One week in January I wrote fierce Letters to the Editor of two very different newspapers. My targets were on both ends of the political spectrum: Conrad Black and Rick Salutin. Surely this establishes some kind of record.

In the National Post on Saturday, January 21, Conrad Black assailed a book that I recently published under my imprint: Trudeau Transformed, by Max and Monique Nemni. He made the mistake of mentioning that he had not actually read the second volume of the series he dismissed as “hagiographies” and was relying on the excerpts that he had read.

My letter, which the National Post featured prominently, pointed out that he had broken “the basic law for book reviewers, that it is impossible to review fairly and honestly a book that you have not read.” The letter went on with equal vigour.

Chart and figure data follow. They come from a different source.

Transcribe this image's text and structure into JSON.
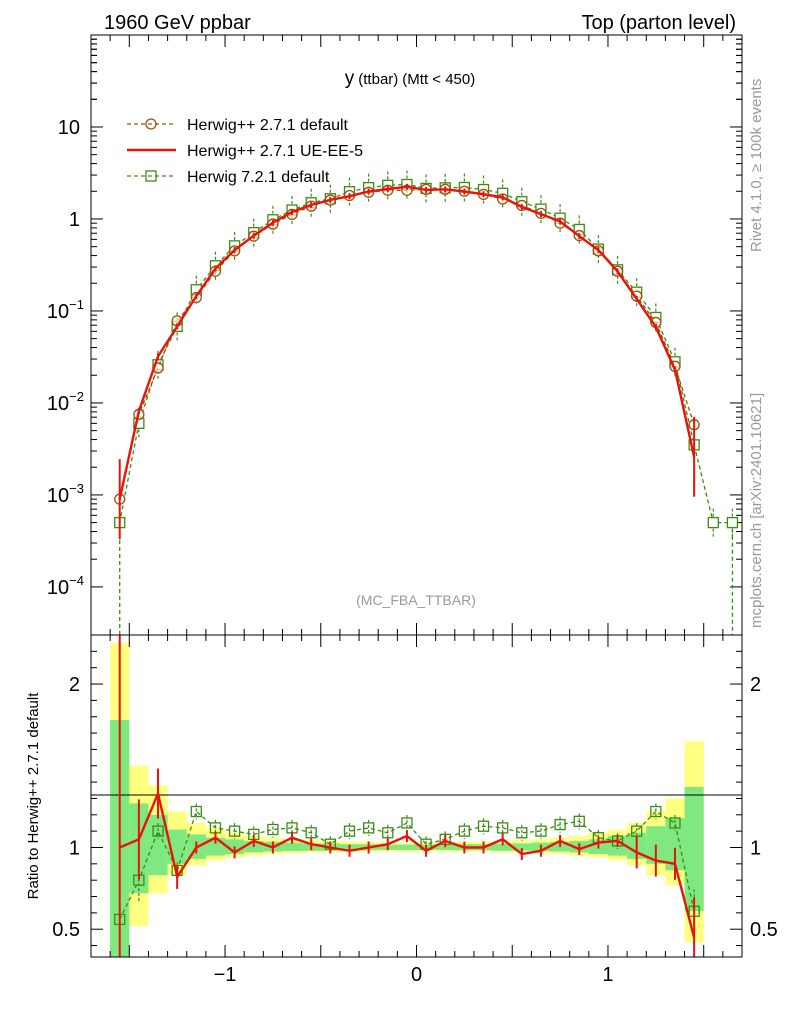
{
  "header": {
    "left_label": "1960 GeV ppbar",
    "right_label": "Top (parton level)"
  },
  "side_labels": {
    "rivet": "Rivet 4.1.0, ≥ 100k events",
    "mcplots": "mcplots.cern.ch [arXiv:2401.10621]"
  },
  "chart_data": [
    {
      "type": "line",
      "panel": "main",
      "title": "y (ttbar) (Mtt < 450)",
      "title_main": "y",
      "title_sub": "(ttbar)",
      "title_cond": "(Mtt < 450)",
      "watermark": "(MC_FBA_TTBAR)",
      "yscale": "log",
      "xlim": [
        -1.7,
        1.7
      ],
      "ylim": [
        3e-05,
        100
      ],
      "y_ticks": [
        {
          "value": 10,
          "base": "10",
          "exp": ""
        },
        {
          "value": 1,
          "base": "1",
          "exp": ""
        },
        {
          "value": 0.1,
          "base": "10",
          "exp": "−1"
        },
        {
          "value": 0.01,
          "base": "10",
          "exp": "−2"
        },
        {
          "value": 0.001,
          "base": "10",
          "exp": "−3"
        },
        {
          "value": 0.0001,
          "base": "10",
          "exp": "−4"
        }
      ],
      "legend": {
        "position": "top-left",
        "entries": [
          "Herwig++ 2.7.1 default",
          "Herwig++ 2.7.1 UE-EE-5",
          "Herwig 7.2.1 default"
        ]
      },
      "colors": {
        "herwig_default": "#a0500a",
        "ue_ee5": "#e8140a",
        "h7": "#3c8c14"
      },
      "series": [
        {
          "name": "Herwig++ 2.7.1 default",
          "style": "circle-dashed",
          "x": [
            -1.55,
            -1.45,
            -1.35,
            -1.25,
            -1.15,
            -1.05,
            -0.95,
            -0.85,
            -0.75,
            -0.65,
            -0.55,
            -0.45,
            -0.35,
            -0.25,
            -0.15,
            -0.05,
            0.05,
            0.15,
            0.25,
            0.35,
            0.45,
            0.55,
            0.65,
            0.75,
            0.85,
            0.95,
            1.05,
            1.15,
            1.25,
            1.35,
            1.45
          ],
          "values": [
            0.0009,
            0.0075,
            0.024,
            0.078,
            0.14,
            0.27,
            0.45,
            0.65,
            0.88,
            1.12,
            1.38,
            1.6,
            1.8,
            1.95,
            2.05,
            2.05,
            2.1,
            2.1,
            2.0,
            1.85,
            1.65,
            1.4,
            1.15,
            0.9,
            0.66,
            0.45,
            0.27,
            0.145,
            0.075,
            0.025,
            0.0058
          ]
        },
        {
          "name": "Herwig++ 2.7.1 UE-EE-5",
          "style": "solid",
          "x": [
            -1.55,
            -1.45,
            -1.35,
            -1.25,
            -1.15,
            -1.05,
            -0.95,
            -0.85,
            -0.75,
            -0.65,
            -0.55,
            -0.45,
            -0.35,
            -0.25,
            -0.15,
            -0.05,
            0.05,
            0.15,
            0.25,
            0.35,
            0.45,
            0.55,
            0.65,
            0.75,
            0.85,
            0.95,
            1.05,
            1.15,
            1.25,
            1.35,
            1.45
          ],
          "values": [
            0.0009,
            0.0082,
            0.032,
            0.068,
            0.145,
            0.29,
            0.46,
            0.66,
            0.91,
            1.19,
            1.42,
            1.61,
            1.77,
            1.99,
            2.12,
            2.24,
            2.07,
            2.1,
            1.99,
            1.86,
            1.72,
            1.35,
            1.13,
            0.94,
            0.65,
            0.46,
            0.27,
            0.135,
            0.067,
            0.023,
            0.0026
          ]
        },
        {
          "name": "Herwig 7.2.1 default",
          "style": "square-dashed",
          "x": [
            -1.55,
            -1.45,
            -1.35,
            -1.25,
            -1.15,
            -1.05,
            -0.95,
            -0.85,
            -0.75,
            -0.65,
            -0.55,
            -0.45,
            -0.35,
            -0.25,
            -0.15,
            -0.05,
            0.05,
            0.15,
            0.25,
            0.35,
            0.45,
            0.55,
            0.65,
            0.75,
            0.85,
            0.95,
            1.05,
            1.15,
            1.25,
            1.35,
            1.45,
            1.55,
            1.65
          ],
          "values": [
            0.0005,
            0.006,
            0.026,
            0.068,
            0.17,
            0.31,
            0.51,
            0.71,
            0.98,
            1.25,
            1.5,
            1.66,
            1.98,
            2.19,
            2.32,
            2.37,
            2.15,
            2.18,
            2.2,
            2.09,
            1.9,
            1.54,
            1.28,
            1.02,
            0.77,
            0.47,
            0.28,
            0.16,
            0.085,
            0.028,
            0.0035,
            0.0005,
            0.0005
          ]
        }
      ]
    },
    {
      "type": "line",
      "panel": "ratio",
      "ylabel": "Ratio to Herwig++ 2.7.1 default",
      "xlim": [
        -1.7,
        1.7
      ],
      "ylim": [
        0.33,
        2.3
      ],
      "y_ticks": [
        "0.5",
        "1",
        "2"
      ],
      "x_ticks": [
        "−1",
        "0",
        "1"
      ],
      "band_edges": [
        -1.6,
        -1.5,
        -1.4,
        -1.3,
        -1.2,
        -1.1,
        -1.0,
        -0.9,
        -0.8,
        -0.7,
        -0.6,
        -0.5,
        -0.4,
        -0.3,
        -0.2,
        -0.1,
        0.0,
        0.1,
        0.2,
        0.3,
        0.4,
        0.5,
        0.6,
        0.7,
        0.8,
        0.9,
        1.0,
        1.1,
        1.2,
        1.3,
        1.4,
        1.5
      ],
      "band_yellow": [
        [
          0.1,
          2.25
        ],
        [
          0.52,
          1.5
        ],
        [
          0.72,
          1.38
        ],
        [
          0.83,
          1.22
        ],
        [
          0.89,
          1.15
        ],
        [
          0.92,
          1.12
        ],
        [
          0.94,
          1.09
        ],
        [
          0.95,
          1.07
        ],
        [
          0.96,
          1.06
        ],
        [
          0.965,
          1.05
        ],
        [
          0.97,
          1.045
        ],
        [
          0.97,
          1.04
        ],
        [
          0.975,
          1.035
        ],
        [
          0.975,
          1.035
        ],
        [
          0.975,
          1.03
        ],
        [
          0.975,
          1.03
        ],
        [
          0.975,
          1.03
        ],
        [
          0.975,
          1.03
        ],
        [
          0.975,
          1.035
        ],
        [
          0.975,
          1.035
        ],
        [
          0.97,
          1.04
        ],
        [
          0.97,
          1.045
        ],
        [
          0.965,
          1.05
        ],
        [
          0.96,
          1.06
        ],
        [
          0.95,
          1.07
        ],
        [
          0.94,
          1.09
        ],
        [
          0.92,
          1.11
        ],
        [
          0.89,
          1.15
        ],
        [
          0.83,
          1.22
        ],
        [
          0.77,
          1.3
        ],
        [
          0.42,
          1.65
        ]
      ],
      "band_green": [
        [
          0.1,
          1.78
        ],
        [
          0.72,
          1.27
        ],
        [
          0.83,
          1.2
        ],
        [
          0.9,
          1.11
        ],
        [
          0.93,
          1.08
        ],
        [
          0.95,
          1.06
        ],
        [
          0.96,
          1.05
        ],
        [
          0.97,
          1.04
        ],
        [
          0.975,
          1.035
        ],
        [
          0.978,
          1.03
        ],
        [
          0.98,
          1.025
        ],
        [
          0.98,
          1.025
        ],
        [
          0.983,
          1.02
        ],
        [
          0.983,
          1.02
        ],
        [
          0.985,
          1.018
        ],
        [
          0.985,
          1.018
        ],
        [
          0.985,
          1.018
        ],
        [
          0.985,
          1.018
        ],
        [
          0.983,
          1.02
        ],
        [
          0.983,
          1.02
        ],
        [
          0.98,
          1.025
        ],
        [
          0.98,
          1.025
        ],
        [
          0.978,
          1.03
        ],
        [
          0.975,
          1.035
        ],
        [
          0.97,
          1.04
        ],
        [
          0.96,
          1.05
        ],
        [
          0.95,
          1.07
        ],
        [
          0.93,
          1.09
        ],
        [
          0.9,
          1.13
        ],
        [
          0.86,
          1.18
        ],
        [
          0.61,
          1.37
        ]
      ],
      "series": [
        {
          "name": "Herwig++ 2.7.1 UE-EE-5",
          "x": [
            -1.55,
            -1.45,
            -1.35,
            -1.25,
            -1.15,
            -1.05,
            -0.95,
            -0.85,
            -0.75,
            -0.65,
            -0.55,
            -0.45,
            -0.35,
            -0.25,
            -0.15,
            -0.05,
            0.05,
            0.15,
            0.25,
            0.35,
            0.45,
            0.55,
            0.65,
            0.75,
            0.85,
            0.95,
            1.05,
            1.15,
            1.25,
            1.35,
            1.45
          ],
          "values": [
            1.0,
            1.05,
            1.33,
            0.82,
            1.0,
            1.06,
            0.97,
            1.04,
            1.0,
            1.06,
            1.02,
            1.0,
            0.98,
            1.0,
            1.02,
            1.07,
            0.98,
            1.04,
            1.0,
            1.0,
            1.05,
            0.96,
            0.98,
            1.04,
            0.99,
            1.03,
            1.04,
            0.97,
            0.92,
            0.9,
            0.45
          ]
        },
        {
          "name": "Herwig 7.2.1 default",
          "x": [
            -1.55,
            -1.45,
            -1.35,
            -1.25,
            -1.15,
            -1.05,
            -0.95,
            -0.85,
            -0.75,
            -0.65,
            -0.55,
            -0.45,
            -0.35,
            -0.25,
            -0.15,
            -0.05,
            0.05,
            0.15,
            0.25,
            0.35,
            0.45,
            0.55,
            0.65,
            0.75,
            0.85,
            0.95,
            1.05,
            1.15,
            1.25,
            1.35,
            1.45
          ],
          "values": [
            0.56,
            0.8,
            1.1,
            0.86,
            1.22,
            1.12,
            1.1,
            1.08,
            1.11,
            1.12,
            1.09,
            1.02,
            1.1,
            1.12,
            1.09,
            1.15,
            1.02,
            1.05,
            1.1,
            1.13,
            1.12,
            1.09,
            1.1,
            1.14,
            1.16,
            1.06,
            1.04,
            1.1,
            1.22,
            1.15,
            0.61
          ]
        }
      ]
    }
  ]
}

In his next column, on Saturday, January 28, Conrad Black began, “I regret offending my cordial acquaintance Douglas Gibson. And I salute him for coming to the defence of his authors, Max and Monique Nemni, biographers of Pierre Trudeau. I think I can set his mind at ease on some points.”

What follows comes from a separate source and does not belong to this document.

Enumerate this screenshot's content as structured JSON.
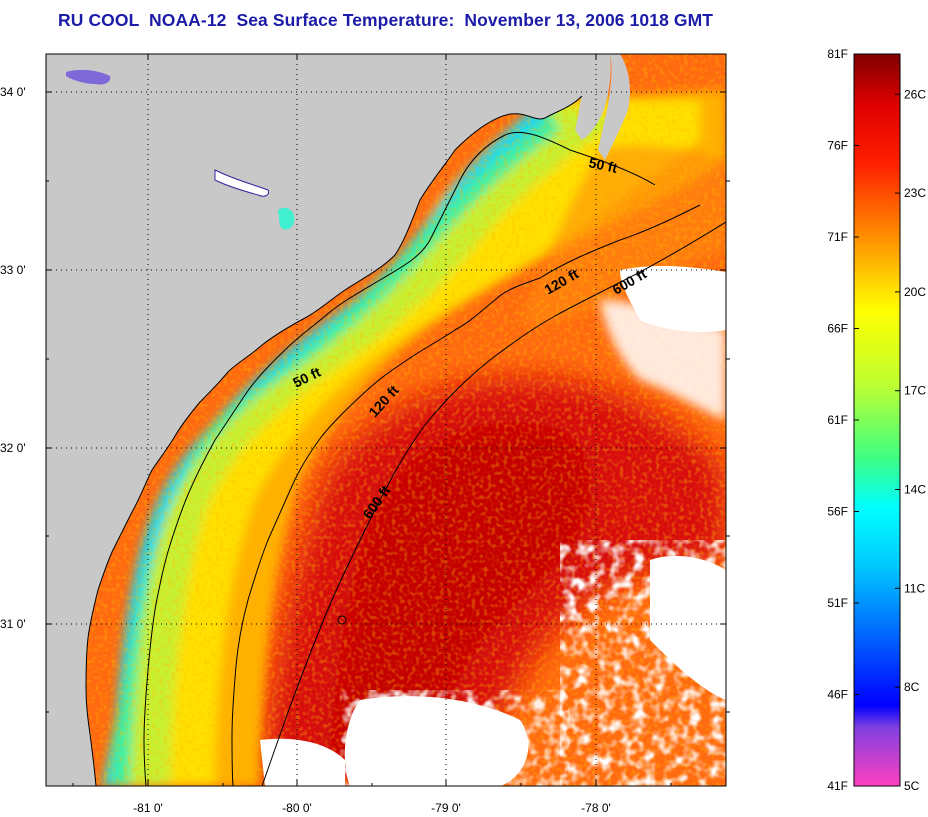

What follows strikes me as coming as close to an apology as Mr. Black can manage. Watch this space to see if he goes on to read and review the disputed book.

By way of contrast, in his Friday, January 21, column in the Toronto Star, Rick Salutin took aim at the respect shown for storytelling skills. His provocative headline “Enough with the Storytelling” was enough to rouse me, the author of a book entitled Stories About Storytellers, to protest in print. In my response, I praised the central role of storytelling, not only in our fiction, but in our non-fiction writers, too, including our politicians. I suggested that history shows that success – in elections, in courtrooms, in contract bids, and in book sales – goes to the person who tells the best story.

I would even go so far as to say that storytelling, like the opposable thumb, is a basic human characteristic. And stories, which allow us to get inside the heads and hearts of other people, are perhaps the original “social media.”